Figure 1: Two signals close together in a major roadway

One solution to this problem is signal coordination where lights can not only consider the traffic waiting at their intersection but also the status of nearby signals. This is called adaptive traffic lights, and by implementing machine learning algorithms into the traffic light control system, a smart traffic signal control system is introduced.

Deep Reinforcement Learning Agent

In this project, deep reinforcement learning is used to train the agents to control the traffic signals. A typical scenario of deep RL is shown below.

Figure 2: Deep Reinforcement Learning scenario

Before training the RL agent for a traffic light system, several basic concepts in RL need to be known first.

  1. State: the state describes the current situation inside the environment. For this project, it observes the position of vehicles and the current traffic light phase inside the environment.
  2. Action: the action is what an agent can do in each state. Given the state, the agent will choose the next traffic light phase from 4 possible predetermined phases.

Figure 3: Traffic light phase
  1. Reward: the reward is an abstract concept that describes the feedback from the environment after the agent takes an action. The reward is the change in cumulative waiting time between actions in seconds. Cumulative means that every waiting time (negative reward) of every car located in an oncoming lane is summed. When a car leaves an oncoming lane (i.e. crossed the intersection), its waiting time is no longer counted. Therefore, this translates to a positive reward for the agent.

Deep Reinforcement Learning Environment

In this project, Eclipse SUMO (Simulation of Urban MObility) is used as the environment to train the RL agent. It is an open source, highly portable, microscopic and continuous multi-modal traffic simulation package designed to handle large networks.

To train the RL agent with SUMO, at least 2 files from SUMO are needed.

  1. Net file: SUMO net file is the road network that is created using SUMO. For the training purpose, the road network created using SUMO must resemble as close as possible to the road network in real life. SUMO has a python script that converts OpenStreetMap into the SUMO network, but it often produces inaccurate traffic directions, lanes and traffic light phases. The best way to create a SUMO network is by referring to Google Maps. Below is an example of a SUMO road network created based on a junction of Jalan Bukit Gambir, Pulau Pinang, in Google Maps.

Figure 4: Jalan Bukit Gambir road network created using SUMO netedit
  1. Route file: SUMO route file defines the traffic demand for a given SUMO net file. In this file, the number of vehicles, types of vehicles, vehicles spawning and movement direction, randomness of vehicle spawning and so on must be defined. The more randomness is introduced inside the environment, the more closely it resembles real life scenarios, theoretically.

Reinforcement Learning Algorithm

There are many RL libraries, but the one used in this project is mainly RLlib. Selection of RL algorithms is also important to ensure that the agent can maximize the cumulative rewards. Figure below is the beginner’s guide on choosing suitable algorithms for different projects with different purposes.

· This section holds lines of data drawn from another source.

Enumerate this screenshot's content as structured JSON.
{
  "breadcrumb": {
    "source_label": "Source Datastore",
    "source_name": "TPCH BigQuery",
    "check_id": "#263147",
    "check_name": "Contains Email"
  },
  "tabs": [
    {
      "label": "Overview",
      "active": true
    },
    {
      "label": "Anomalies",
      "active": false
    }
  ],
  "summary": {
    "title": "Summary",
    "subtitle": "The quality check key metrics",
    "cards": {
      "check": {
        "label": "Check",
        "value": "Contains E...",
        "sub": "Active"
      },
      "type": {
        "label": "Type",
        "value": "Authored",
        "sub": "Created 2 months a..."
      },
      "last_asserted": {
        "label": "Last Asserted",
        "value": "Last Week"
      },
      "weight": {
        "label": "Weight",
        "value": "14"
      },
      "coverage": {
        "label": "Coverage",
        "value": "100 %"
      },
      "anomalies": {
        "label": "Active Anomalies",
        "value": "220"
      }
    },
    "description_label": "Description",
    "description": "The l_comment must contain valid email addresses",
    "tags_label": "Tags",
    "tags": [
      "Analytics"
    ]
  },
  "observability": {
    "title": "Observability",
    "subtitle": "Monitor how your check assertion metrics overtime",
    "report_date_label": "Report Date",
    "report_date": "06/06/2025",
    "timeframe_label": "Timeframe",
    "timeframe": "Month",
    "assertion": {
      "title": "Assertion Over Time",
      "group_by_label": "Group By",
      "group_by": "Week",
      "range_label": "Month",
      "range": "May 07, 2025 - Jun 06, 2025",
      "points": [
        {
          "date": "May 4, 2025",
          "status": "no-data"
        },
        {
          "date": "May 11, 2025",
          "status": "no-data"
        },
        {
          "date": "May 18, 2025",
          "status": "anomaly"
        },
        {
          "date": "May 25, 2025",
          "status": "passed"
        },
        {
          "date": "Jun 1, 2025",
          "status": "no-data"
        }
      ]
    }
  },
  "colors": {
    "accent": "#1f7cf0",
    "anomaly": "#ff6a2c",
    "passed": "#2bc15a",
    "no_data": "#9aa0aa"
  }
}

Figure 5: Guide on choosing the best RL algorithm


Depending on the complexity of the environment, the algorithms that can be used for traffic light systems are either DQN (simple road network) or PPO/A2C/A3C (complex road network, multiple intersection).

DQN is usually slower to train (regarding wall clock time) but is the most sample efficient (because of its replay buffer). It also gives higher long-time rewards.

PPO/A2C/A3C shall be used if the wall clock training time is important (faster training). It can also help parallelize the training.

Agent Training

The process of training an RL agent is actually quite simple, but needs a long-time monitoring and evaluation to get the best results. For this project, SUMO-RL is useful as it provides a simple interface to instantiate Reinforcement Learning environments with SUMO for Traffic Signal Control. Follow this repository to learn how the agent is trained.


The results will be the comparison between the original traffic light vs optimized traffic light in terms of queue length, queue time, and phase cycle as shown below.

Figure 6: Comparison of Queue Length

Figure 7: Comparison of Queue Time

Figure 8: Comparison of Phase Cycle

Among these results, queue time is the most important aspect to look at, since the RL reward depends on the cumulative waiting time of vehicles at all junctions at the traffic light. As observed from Figure 7, the queue time has slightly decreased in the optimized traffic light compared to the original traffic light.

In addition, depending on the timing setting of the traffic light and also the number of traffic light programs, it can be constant or varying at each phase cycle. Figure 8 shows a constant phase state at each phase cycle (128sec/cycle). Another test example was created where the traffic light has multiple programs with different timings, and the result is shown below.

Figure 9: Comparison of Phase Cycle with Multiple Traffic Light Programs

The RL agent will choose a suitable traffic light program depending on the traffic load at the specific time interval. The traffic light program can be initialized with SUMO netedit when editing the traffic light.


Thus ends the RL part of this project. There’s another part for this project where I use CARLA Simulator to train the vehicle detection model for the smart camera. Then integrate and synchronize both CARLA (for vehicle detection) and SUMO (for RL agent) to complete the function of the smart camera, theoretically, but that ends halfway as the project was discontinued. Maybe I’ll make a Part 2 if I have the time to explain about the CARLA part, and also, to elaborate further about the advancement of traffic light technology and traffic light sensors in a different post. Anyway, thanks for reading this.